Идейно-политическое состояние советских военнопленных оставалось поэтому двойственным. Правда, их материальное положение с 1942 г. улучшалось, а вскоре настолько нормализовалось, что простое выживание в лагерях для них вообще больше не составляло вопроса. Но воздействие начавшейся в то же время национально-русской пропаганды было незначительным, т. к. отсутствовали конечные решения с немецкой стороны. Этим недостатком немедленно воспользовалась советская агентура в лагерях военнопленных, которая теперь в корне перестроила свою тактику. Попытавшись в первое время провоцировать немцев на жесткие репрессии против своих соотечественников, она отныне стала разворачивать ловкую агитацию, представляя победу Советского Союза в этой войне гарантированной, указывая на мнимые глубокие перемены внутри Советского Союза, на обращение к национальным традициям, возрождение религиозной жизни и запланированный на конец войны роспуск столь ненавистных колхозов. Террор, вплоть до убийства, практиковался теперь лишь в отдельных случаях, против опасных врагов советской системы [328]. Успех таких усилий проявился в том, что многие военнопленные начали готовиться к возвращению на Родину, искали себе алиби и избегали выступать в антисоветском духе. В лагерях для офицеров, освобожденных согласно Гаагской конвенции от обязательного труда, которые имели больше досуга, чем прочие пленные, и чаще всего ближе знали друг друга, теперь подчас бывало так, что каждый вел себя подобно своим товарищам. При этом говорилось: «Как все! Все идут в РОА, иду и я» [329]. Так, например, в офицерском лагере во Владимире-Волынском в июне 1943 г. из 600 военнопленных офицеров все, кроме 30, подали заявление о готовности вступить, по их мнению, существующую «власовскую армию» [330]. Пропагандистам Освободительной армии, как, например, тогдашнему подполковнику Позднякову, который в 1944 г. пытался вербовать военных специалистов, напротив, пришлось заметить, что некоторые офицеры были склонны теперь беседовать с ними только с глазу на глаз, а не публично.
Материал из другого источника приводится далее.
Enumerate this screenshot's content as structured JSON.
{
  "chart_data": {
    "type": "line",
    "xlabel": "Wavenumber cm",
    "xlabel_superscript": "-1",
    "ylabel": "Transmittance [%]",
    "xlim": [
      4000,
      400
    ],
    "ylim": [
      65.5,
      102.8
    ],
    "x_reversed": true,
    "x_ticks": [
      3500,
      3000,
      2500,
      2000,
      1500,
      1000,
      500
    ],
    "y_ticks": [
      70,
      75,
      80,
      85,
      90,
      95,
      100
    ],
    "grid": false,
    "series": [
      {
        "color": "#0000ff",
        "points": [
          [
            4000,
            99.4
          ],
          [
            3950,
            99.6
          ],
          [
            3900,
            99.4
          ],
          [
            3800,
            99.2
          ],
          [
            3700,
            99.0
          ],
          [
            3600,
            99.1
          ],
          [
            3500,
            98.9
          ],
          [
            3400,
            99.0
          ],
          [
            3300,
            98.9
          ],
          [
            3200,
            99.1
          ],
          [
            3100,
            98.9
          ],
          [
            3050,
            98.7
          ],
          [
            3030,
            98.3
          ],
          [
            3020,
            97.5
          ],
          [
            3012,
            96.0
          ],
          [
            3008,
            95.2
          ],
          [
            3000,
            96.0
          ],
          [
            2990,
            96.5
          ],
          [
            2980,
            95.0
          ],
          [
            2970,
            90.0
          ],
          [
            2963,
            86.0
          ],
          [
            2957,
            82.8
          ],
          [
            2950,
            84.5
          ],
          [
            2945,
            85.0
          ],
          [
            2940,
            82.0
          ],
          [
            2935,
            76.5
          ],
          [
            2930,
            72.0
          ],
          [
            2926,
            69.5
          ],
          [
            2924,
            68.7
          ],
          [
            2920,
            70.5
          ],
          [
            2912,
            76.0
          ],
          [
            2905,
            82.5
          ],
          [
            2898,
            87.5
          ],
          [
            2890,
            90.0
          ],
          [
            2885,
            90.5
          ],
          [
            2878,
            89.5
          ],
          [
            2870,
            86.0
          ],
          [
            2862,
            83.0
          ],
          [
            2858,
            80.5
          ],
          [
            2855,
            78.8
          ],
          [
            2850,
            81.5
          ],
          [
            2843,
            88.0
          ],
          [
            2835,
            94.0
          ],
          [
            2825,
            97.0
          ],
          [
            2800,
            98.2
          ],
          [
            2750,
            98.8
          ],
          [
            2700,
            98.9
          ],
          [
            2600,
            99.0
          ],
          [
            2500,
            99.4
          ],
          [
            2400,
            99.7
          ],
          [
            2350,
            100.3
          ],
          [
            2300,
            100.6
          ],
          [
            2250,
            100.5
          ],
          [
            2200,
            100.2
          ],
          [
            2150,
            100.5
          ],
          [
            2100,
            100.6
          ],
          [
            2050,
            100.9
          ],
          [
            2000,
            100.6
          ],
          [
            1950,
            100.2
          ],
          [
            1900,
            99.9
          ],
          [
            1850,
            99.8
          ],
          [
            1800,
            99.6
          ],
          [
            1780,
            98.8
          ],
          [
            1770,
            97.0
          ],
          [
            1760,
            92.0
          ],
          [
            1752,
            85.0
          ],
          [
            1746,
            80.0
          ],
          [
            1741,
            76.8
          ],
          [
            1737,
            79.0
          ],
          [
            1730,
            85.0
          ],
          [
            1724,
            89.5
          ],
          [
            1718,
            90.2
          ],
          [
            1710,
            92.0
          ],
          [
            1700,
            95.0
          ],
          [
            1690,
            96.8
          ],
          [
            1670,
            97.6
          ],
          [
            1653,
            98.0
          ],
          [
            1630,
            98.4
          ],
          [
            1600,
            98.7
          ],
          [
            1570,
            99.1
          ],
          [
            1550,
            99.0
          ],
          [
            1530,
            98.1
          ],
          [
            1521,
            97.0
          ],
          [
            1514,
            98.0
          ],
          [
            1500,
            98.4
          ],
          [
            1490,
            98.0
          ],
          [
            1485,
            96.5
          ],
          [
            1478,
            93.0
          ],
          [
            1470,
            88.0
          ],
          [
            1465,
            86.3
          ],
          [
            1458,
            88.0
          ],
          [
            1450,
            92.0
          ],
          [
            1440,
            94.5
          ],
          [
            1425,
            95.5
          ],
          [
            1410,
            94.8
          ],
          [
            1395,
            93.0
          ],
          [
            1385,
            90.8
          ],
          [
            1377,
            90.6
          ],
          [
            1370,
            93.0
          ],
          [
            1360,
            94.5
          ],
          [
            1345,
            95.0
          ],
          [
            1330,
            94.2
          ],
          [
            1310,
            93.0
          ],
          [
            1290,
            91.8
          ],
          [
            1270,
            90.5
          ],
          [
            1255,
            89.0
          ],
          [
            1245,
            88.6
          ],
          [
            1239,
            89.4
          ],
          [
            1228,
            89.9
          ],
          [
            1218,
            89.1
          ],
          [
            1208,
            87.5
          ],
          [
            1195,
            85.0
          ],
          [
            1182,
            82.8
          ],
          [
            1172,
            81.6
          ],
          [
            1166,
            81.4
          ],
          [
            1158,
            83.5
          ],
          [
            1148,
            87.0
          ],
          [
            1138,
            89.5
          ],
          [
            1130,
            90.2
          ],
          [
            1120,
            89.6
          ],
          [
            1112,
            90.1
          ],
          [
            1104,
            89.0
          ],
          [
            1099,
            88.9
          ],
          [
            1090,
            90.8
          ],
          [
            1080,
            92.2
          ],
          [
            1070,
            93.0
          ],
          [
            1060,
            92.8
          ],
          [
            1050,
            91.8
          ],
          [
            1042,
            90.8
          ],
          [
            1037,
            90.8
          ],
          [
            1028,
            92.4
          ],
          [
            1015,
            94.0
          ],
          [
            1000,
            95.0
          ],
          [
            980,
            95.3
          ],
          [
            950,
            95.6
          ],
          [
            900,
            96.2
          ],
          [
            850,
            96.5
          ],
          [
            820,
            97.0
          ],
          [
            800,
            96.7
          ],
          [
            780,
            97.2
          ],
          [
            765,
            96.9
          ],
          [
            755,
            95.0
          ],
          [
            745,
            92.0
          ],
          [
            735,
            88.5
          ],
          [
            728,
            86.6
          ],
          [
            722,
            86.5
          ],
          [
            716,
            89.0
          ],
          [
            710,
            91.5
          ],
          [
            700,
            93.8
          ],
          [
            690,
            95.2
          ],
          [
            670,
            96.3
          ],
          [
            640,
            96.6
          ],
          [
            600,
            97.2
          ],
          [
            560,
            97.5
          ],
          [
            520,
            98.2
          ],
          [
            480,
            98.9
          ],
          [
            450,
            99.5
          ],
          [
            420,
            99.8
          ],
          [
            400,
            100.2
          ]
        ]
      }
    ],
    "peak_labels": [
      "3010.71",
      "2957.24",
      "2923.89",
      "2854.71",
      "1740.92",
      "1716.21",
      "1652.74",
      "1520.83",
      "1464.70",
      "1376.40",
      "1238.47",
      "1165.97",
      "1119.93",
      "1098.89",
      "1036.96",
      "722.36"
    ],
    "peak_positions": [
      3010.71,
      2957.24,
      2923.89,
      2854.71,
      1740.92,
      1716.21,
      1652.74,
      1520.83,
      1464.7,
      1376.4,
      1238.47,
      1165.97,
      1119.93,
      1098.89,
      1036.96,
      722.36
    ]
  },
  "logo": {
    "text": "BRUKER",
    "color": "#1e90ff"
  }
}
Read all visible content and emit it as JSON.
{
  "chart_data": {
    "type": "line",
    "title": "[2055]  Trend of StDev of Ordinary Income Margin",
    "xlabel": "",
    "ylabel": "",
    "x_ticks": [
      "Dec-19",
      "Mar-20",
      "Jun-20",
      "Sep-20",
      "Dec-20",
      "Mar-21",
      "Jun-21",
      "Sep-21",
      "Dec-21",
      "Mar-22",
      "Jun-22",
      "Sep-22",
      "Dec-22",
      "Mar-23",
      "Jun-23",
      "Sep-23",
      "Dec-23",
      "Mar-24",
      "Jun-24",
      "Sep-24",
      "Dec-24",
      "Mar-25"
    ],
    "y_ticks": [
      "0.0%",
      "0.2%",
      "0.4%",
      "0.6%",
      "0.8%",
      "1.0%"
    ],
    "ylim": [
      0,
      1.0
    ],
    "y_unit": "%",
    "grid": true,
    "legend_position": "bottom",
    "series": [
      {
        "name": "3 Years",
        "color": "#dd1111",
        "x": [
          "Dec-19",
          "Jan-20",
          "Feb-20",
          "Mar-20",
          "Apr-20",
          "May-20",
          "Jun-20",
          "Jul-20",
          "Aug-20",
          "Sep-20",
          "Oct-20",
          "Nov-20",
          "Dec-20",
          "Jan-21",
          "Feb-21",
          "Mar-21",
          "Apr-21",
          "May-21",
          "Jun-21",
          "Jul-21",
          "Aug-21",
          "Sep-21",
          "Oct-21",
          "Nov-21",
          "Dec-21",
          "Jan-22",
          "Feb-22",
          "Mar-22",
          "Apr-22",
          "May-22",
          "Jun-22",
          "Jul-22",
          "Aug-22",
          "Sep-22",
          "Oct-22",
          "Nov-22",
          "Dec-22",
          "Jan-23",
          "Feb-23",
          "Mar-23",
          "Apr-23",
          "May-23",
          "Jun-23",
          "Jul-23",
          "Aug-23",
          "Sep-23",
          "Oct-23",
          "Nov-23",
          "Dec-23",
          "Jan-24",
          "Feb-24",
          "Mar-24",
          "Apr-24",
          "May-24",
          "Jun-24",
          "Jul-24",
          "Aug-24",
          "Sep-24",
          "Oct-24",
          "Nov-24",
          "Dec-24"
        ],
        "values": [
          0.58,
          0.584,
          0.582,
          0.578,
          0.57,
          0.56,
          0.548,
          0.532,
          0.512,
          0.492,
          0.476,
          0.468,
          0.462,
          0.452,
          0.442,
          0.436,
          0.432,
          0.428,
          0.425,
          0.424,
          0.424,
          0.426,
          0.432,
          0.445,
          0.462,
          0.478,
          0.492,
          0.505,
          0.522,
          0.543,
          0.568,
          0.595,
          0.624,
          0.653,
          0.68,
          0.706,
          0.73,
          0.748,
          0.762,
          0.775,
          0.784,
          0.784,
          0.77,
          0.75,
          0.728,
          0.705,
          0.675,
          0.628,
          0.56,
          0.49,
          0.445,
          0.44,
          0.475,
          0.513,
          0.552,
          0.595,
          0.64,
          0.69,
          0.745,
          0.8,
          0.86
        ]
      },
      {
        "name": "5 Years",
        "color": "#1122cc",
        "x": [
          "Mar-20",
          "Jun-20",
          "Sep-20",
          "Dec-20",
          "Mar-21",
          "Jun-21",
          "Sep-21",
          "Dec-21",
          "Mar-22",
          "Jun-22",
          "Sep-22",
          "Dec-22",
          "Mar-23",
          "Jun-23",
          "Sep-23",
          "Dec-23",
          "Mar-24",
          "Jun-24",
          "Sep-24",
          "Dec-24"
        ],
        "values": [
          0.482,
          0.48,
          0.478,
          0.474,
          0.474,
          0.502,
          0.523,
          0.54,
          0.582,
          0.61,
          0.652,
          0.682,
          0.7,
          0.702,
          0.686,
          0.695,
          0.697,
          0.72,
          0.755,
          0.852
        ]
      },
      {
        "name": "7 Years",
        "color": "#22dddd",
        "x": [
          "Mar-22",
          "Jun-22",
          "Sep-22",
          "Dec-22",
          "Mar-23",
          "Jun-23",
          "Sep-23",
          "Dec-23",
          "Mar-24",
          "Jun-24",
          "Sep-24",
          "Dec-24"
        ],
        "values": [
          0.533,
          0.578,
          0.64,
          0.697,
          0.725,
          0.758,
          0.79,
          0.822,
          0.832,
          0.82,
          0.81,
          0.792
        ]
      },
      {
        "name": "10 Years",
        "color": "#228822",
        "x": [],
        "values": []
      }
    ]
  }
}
Большой отклик на образование КОНР и на провозглашение Пражского манифеста 14 ноября 1944 г. еще раз наглядно показал, в какой мере живо или, по крайней мере, возбудимо было желание служить делу национальной России. В этом отношении все утверждения советской публицистики о возникновении РОА находят несомненное опровержение. Советские публикации – если они вообще признают, что советские солдаты служили ненавистным «немецким оккупантам» – говорят в первую очередь о прямом или косвенном применении насилия при вербовке. Вновь и вновь указывается на «невыносимый голод и неслыханные мучения» пленных в лагерях военнопленных, называемых «концлагерями», которым эти люди были не в силах противостоять [331]. Мол, измученные «голодом и пытками» и «доведенные до отчаяния военнопленные» были вынуждены вступать в Русскую освободительную армию под «угрозой физического уничтожения». «Кто не соглашался, того расстреливали» или, как говорится в одном месте, наказывали тяжелейшим трудом. В этом духе была выдержана еще сцена из советского пропагандистского фильма о битве под Курском, представленного в 1974 г. французской общественности, где генерал Власов, недолго думая, приказывает расстрелять истощенных узников, отказавшихся вступить в его армию[48].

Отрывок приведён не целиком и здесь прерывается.